1) Philip Brenner es Profesor de Relaciones Internacionales y Director de Estudios Latinoamericanos en la American University, Washington D.C. Ha publicado numerosos trabajos sobre los procesos de formación de la política exterior norteamericana y sobre las relaciones entre Estados Unidos y América Latina. En estos momentos completa un libro sobre las relaciones cubano-soviéticas en los años 60. En 1996 estuvo en la Universidad Ritsumeikan de Kioto como profesor invitado.
2) Joseph S. Nye (1995), “The Case for Deep Engagement”, Foreign Affairs, Washington, julio/agosto. Ver, tb, Bill Clinton (1996), “The US and Japan: Allies, Partners, Friends”, Washington, U.S. Department of State Dispatch, 22 de abril.

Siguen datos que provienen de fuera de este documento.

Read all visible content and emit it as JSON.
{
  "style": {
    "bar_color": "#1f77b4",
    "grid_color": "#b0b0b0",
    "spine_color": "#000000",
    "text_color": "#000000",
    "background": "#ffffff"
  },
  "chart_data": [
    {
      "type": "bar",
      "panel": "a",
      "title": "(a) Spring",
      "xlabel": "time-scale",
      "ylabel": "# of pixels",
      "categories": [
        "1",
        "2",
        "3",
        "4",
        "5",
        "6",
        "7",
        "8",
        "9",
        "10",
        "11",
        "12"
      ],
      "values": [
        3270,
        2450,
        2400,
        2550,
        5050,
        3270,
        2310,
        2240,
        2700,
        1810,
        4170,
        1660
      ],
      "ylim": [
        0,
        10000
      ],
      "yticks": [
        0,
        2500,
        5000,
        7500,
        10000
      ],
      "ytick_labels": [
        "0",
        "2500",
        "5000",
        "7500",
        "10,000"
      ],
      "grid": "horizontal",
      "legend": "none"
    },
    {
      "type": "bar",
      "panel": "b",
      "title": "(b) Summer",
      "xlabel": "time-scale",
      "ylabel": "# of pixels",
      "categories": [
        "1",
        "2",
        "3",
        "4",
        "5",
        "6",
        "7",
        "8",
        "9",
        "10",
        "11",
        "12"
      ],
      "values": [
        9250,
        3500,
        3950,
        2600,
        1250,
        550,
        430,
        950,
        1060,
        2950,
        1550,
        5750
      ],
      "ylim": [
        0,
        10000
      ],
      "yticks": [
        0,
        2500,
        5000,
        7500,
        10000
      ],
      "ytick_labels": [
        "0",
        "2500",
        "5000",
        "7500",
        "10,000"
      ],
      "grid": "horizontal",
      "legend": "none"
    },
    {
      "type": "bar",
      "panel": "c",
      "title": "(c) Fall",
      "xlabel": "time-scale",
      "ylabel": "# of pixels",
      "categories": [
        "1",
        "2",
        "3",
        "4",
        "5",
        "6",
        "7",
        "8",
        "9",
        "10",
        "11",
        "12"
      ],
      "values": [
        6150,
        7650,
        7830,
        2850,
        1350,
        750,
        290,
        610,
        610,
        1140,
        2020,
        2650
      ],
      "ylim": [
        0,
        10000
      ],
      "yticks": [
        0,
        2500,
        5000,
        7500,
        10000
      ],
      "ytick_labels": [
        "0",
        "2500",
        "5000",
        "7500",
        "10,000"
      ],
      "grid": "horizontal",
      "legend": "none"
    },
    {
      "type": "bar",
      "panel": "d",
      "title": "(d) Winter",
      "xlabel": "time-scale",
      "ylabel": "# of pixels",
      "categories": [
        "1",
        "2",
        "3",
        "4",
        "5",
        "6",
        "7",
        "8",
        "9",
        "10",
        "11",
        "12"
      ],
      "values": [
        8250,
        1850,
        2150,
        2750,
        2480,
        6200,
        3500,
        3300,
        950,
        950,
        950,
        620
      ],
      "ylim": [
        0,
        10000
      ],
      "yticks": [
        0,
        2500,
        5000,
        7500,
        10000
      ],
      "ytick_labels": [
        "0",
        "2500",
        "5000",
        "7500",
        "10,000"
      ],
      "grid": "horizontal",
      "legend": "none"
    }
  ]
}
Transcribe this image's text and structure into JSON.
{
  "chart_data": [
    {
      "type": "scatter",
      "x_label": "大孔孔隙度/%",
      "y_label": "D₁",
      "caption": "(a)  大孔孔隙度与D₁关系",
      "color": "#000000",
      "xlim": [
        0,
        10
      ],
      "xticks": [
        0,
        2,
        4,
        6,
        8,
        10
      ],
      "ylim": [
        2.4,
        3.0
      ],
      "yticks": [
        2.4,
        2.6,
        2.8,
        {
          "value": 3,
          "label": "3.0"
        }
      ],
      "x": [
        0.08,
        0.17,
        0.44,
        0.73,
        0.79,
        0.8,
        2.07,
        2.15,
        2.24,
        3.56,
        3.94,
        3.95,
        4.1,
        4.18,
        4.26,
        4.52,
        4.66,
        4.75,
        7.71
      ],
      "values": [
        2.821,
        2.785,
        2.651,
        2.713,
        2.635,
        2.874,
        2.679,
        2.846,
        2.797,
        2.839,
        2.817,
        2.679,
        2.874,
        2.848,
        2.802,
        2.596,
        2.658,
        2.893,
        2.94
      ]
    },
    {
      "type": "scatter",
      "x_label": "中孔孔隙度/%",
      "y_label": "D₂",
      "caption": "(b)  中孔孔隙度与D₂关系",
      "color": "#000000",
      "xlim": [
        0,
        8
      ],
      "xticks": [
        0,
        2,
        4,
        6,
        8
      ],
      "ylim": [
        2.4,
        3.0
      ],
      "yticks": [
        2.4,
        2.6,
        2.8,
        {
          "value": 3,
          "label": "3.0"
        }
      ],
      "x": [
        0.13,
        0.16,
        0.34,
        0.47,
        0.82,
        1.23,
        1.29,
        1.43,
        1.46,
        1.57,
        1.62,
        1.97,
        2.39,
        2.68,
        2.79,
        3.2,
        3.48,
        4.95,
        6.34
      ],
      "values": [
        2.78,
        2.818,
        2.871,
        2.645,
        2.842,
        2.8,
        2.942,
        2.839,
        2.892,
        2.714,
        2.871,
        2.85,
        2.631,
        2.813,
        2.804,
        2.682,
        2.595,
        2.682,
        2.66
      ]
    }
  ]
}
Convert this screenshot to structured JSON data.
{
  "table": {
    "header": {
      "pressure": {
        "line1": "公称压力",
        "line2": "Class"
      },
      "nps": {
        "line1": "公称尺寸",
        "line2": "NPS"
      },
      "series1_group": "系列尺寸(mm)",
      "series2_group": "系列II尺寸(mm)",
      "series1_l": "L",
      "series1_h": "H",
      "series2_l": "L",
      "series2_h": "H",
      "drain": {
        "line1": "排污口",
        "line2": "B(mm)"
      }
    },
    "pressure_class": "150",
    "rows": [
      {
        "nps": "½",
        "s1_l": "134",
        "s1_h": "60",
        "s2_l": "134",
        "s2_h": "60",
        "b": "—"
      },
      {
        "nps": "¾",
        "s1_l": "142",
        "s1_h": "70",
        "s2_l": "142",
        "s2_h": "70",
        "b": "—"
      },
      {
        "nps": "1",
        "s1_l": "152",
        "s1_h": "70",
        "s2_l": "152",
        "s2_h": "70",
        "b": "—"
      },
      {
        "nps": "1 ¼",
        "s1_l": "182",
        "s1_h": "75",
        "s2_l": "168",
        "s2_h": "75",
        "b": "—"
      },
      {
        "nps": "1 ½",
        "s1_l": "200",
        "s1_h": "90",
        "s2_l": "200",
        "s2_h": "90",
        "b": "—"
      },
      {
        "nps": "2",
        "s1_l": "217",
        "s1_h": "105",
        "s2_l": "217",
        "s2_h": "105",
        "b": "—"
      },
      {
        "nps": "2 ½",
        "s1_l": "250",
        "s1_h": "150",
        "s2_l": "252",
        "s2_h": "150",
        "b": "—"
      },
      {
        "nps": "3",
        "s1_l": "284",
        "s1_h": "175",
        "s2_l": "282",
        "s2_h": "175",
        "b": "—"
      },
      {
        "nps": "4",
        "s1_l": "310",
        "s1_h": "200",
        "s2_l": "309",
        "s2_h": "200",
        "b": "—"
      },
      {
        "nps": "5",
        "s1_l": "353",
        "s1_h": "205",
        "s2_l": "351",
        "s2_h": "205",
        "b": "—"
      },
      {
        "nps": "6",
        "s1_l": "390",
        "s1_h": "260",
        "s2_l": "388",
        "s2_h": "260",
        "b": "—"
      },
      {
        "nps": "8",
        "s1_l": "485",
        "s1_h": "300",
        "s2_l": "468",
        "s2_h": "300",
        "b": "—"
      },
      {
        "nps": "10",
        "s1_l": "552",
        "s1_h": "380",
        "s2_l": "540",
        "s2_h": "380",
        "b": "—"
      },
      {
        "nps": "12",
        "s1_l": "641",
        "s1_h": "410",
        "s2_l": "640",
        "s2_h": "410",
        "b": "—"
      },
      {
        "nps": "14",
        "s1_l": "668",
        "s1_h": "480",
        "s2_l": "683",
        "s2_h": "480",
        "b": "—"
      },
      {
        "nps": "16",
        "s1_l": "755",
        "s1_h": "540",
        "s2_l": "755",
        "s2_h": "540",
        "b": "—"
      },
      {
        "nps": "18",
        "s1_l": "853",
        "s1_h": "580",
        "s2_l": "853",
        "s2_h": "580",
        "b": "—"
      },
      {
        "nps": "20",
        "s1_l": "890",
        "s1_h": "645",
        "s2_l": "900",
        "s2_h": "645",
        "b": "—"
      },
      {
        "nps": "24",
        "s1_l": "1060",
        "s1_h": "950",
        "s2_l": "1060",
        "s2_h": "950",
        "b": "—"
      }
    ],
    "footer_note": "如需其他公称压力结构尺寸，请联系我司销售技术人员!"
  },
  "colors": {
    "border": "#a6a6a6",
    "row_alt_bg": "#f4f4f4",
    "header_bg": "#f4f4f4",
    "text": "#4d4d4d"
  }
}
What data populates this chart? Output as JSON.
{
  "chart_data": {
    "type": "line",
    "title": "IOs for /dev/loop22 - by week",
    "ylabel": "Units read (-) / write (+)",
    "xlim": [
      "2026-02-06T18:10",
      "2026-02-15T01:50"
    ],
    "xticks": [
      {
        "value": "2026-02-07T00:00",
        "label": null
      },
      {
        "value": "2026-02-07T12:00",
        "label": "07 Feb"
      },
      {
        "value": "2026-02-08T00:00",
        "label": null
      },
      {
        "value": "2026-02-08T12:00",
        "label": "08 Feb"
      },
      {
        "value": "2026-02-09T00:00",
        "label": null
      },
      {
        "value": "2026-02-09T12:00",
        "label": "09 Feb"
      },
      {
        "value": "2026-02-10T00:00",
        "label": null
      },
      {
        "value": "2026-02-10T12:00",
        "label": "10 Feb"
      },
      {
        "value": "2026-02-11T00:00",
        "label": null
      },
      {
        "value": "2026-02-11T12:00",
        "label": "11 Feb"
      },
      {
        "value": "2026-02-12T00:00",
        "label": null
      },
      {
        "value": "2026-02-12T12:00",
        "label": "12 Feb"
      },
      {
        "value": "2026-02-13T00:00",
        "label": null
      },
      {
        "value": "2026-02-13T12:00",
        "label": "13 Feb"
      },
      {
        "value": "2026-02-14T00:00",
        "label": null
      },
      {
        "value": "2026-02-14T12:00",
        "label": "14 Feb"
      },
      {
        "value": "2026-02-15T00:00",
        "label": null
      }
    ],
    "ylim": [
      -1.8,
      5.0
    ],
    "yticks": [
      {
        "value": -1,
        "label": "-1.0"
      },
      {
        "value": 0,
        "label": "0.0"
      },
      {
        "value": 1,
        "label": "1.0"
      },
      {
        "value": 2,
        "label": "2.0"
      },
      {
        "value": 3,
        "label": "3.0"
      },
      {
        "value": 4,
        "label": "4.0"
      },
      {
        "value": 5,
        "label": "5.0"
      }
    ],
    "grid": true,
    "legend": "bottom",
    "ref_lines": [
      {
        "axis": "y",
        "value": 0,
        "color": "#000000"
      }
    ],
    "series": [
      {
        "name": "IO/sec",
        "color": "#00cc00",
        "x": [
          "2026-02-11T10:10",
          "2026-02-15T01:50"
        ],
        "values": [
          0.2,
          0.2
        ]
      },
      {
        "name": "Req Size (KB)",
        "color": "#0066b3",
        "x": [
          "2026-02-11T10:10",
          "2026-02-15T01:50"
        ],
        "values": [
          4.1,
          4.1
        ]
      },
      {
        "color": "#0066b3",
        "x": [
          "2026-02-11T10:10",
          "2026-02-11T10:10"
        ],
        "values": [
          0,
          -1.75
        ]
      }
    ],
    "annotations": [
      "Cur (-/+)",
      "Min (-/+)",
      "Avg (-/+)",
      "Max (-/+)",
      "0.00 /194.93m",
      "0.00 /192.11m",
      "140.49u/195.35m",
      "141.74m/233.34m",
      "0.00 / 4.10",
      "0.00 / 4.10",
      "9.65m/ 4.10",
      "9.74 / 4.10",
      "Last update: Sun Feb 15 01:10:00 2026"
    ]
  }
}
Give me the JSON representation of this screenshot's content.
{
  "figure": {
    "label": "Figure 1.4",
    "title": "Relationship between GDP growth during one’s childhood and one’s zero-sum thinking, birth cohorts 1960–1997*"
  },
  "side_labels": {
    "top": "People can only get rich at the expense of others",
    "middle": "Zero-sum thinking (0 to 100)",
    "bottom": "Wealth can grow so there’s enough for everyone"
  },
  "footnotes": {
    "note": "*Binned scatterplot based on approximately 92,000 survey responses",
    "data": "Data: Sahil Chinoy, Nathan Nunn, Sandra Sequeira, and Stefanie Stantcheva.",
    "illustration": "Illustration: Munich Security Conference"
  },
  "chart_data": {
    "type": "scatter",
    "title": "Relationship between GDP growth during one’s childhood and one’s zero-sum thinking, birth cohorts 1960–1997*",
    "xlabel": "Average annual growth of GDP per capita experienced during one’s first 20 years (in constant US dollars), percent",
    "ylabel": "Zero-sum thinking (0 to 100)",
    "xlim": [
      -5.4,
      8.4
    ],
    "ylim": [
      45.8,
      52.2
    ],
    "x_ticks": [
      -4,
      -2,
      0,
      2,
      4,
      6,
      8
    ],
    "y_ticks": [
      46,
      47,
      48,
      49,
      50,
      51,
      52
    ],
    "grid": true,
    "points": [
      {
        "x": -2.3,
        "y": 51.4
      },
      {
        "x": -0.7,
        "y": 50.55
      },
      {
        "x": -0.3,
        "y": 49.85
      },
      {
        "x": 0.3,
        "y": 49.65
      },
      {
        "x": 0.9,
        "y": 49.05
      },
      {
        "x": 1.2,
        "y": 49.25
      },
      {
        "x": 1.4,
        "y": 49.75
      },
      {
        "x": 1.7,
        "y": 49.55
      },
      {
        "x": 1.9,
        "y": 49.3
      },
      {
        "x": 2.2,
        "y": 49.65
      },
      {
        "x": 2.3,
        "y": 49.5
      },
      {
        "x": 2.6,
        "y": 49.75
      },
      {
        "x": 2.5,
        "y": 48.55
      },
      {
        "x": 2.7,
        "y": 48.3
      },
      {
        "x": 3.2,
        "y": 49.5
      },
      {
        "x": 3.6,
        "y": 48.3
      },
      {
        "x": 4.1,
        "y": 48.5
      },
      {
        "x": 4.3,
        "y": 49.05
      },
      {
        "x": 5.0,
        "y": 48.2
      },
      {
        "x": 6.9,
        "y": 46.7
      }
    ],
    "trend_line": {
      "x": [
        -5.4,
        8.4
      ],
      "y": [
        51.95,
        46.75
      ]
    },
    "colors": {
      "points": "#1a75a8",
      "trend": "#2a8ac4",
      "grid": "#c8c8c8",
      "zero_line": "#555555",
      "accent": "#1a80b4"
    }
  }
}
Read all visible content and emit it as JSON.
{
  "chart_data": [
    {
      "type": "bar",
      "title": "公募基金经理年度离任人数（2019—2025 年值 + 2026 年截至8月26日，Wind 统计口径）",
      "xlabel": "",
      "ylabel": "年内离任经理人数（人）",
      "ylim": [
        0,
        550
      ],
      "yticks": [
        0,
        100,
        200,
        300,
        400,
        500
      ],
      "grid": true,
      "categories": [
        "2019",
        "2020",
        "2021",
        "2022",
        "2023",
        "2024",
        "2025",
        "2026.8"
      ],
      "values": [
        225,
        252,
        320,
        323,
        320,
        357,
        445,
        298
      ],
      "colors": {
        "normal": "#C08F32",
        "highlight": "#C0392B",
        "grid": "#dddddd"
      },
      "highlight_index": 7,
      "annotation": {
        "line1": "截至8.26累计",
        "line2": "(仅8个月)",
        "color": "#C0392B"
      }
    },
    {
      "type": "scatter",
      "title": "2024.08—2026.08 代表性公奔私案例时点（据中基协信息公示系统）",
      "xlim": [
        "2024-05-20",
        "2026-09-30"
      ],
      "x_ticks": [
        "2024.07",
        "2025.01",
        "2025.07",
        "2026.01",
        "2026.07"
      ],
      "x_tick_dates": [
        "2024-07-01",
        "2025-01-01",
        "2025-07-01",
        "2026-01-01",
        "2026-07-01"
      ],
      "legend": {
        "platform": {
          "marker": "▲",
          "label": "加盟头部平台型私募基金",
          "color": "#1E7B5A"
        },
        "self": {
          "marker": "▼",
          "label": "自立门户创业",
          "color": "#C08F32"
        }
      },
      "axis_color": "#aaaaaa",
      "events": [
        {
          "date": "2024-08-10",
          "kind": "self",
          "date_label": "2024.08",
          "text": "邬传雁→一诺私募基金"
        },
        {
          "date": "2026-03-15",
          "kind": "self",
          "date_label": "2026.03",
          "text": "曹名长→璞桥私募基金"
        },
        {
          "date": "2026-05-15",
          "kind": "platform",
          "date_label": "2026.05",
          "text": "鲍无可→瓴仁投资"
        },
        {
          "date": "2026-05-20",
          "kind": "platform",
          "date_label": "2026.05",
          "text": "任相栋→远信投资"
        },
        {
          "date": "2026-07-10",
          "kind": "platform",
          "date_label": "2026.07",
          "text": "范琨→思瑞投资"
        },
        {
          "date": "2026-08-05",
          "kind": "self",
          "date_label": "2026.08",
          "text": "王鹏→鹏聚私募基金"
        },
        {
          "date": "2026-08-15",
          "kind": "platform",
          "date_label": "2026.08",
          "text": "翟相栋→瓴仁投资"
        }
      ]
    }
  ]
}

3) Masaru Tamamoto (1994), “The Ideology of Nothingness: A Meditation on Japanese National Identity”, N.Y. World Policy Journal, 11, 1, primavera. Ver, tb, Warren S. Hunsberger (1997), “Japan’s Quest: The Search for International Role, Recognition and Respect”, N.Y., Armonk, M.E. Sharpe. Sobre América Latina, ver: Thomas E. Skidmore y Peter H. Smith (1992), “Modern Latin America”, N.Y., Oxford University Press; Lars Schoultz (1998), “Beneath the United States: A History of U.S. Policy Toward Latin America”, Cambridge, Massachusetts, Harvard University Press.
4) Lafcadio Hearn (1894), “Glimpses of Unfamiliar Japan”, Boston, Houghton Mifflin and Co.